The inventory shortage is an issue in the U.S. housing market everyone can agree on. A recently released survey by Trulia [1] proposed top theories that directly correlate to the inventory shortage. The results determined which theories are factual, or simply fiction.

The theories tested included markets with a higher share of investors, a bigger recent price increase, and a larger increase in price spread. To determine markets with greater inventory, the theory behind markets with more home building was considered.

The survey used multiple linear regression methods to estimate the impact of each of the major explanations for inventory while taking into account the effect of the other explanations. So what myths were confirmed, and which were busted?

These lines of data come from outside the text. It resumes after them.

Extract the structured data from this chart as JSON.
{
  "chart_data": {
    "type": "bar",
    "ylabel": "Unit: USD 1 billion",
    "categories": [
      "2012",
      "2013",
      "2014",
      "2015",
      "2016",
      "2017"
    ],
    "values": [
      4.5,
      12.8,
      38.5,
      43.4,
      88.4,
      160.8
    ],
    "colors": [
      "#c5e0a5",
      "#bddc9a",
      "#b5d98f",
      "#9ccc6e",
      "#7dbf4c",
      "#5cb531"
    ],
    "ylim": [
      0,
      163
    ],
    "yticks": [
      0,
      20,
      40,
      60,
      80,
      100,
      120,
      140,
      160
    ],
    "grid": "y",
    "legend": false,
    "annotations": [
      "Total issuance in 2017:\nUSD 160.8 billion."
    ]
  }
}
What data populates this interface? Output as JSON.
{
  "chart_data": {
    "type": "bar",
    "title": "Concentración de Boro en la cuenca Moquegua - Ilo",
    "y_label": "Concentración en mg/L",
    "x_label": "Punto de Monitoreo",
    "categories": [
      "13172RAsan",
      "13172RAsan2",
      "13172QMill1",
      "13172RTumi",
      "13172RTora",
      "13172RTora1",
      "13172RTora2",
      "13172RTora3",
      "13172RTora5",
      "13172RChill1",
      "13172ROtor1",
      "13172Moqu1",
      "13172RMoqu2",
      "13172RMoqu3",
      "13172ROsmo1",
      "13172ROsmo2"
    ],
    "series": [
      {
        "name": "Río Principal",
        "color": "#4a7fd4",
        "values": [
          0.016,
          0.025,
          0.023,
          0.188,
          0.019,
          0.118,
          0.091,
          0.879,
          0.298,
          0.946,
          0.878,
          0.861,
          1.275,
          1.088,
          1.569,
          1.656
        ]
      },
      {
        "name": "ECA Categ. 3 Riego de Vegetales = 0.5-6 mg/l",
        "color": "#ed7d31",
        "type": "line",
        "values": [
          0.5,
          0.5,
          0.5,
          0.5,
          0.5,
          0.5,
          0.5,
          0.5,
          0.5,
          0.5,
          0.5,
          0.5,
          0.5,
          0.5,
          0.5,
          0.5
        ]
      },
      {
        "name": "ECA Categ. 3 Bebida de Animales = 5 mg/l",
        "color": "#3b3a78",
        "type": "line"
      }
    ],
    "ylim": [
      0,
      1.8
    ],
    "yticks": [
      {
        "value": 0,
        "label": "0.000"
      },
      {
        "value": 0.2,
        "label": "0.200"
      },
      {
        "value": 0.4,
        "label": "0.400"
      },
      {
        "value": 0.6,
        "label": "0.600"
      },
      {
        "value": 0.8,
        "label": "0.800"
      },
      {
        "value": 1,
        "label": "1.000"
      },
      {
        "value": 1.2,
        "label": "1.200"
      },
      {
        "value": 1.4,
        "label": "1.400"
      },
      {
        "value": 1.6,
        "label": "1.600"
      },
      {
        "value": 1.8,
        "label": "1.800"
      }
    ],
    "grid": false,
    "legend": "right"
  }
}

First myth answered was that markets with more homes owned by investors have lower inventory due to investors sitting on homes and renting them out. This was in fact confirmed. According to Trulia, every percentage-point increased in housing stock owned by investors was correlated with inventory that was 2.8 percent lower.

The second and third low inventory myths are due to a more challenging trade up, markets where premium homes are far more expensive than starter homes. Also, markets that have seen big price increases have lower inventory due to homes becoming unaffordable. These myths are busted; neither rising prices nor spreads among homes had a significant impact on inventory.

Final myth tested had the largest impact overall. The theory was that markets with more home building would have more housing inventory. According to the data, this myth was confirmed. The fact was that for every percentage-point increase in a market’s housing stock, inventory increased approximately 13 percent.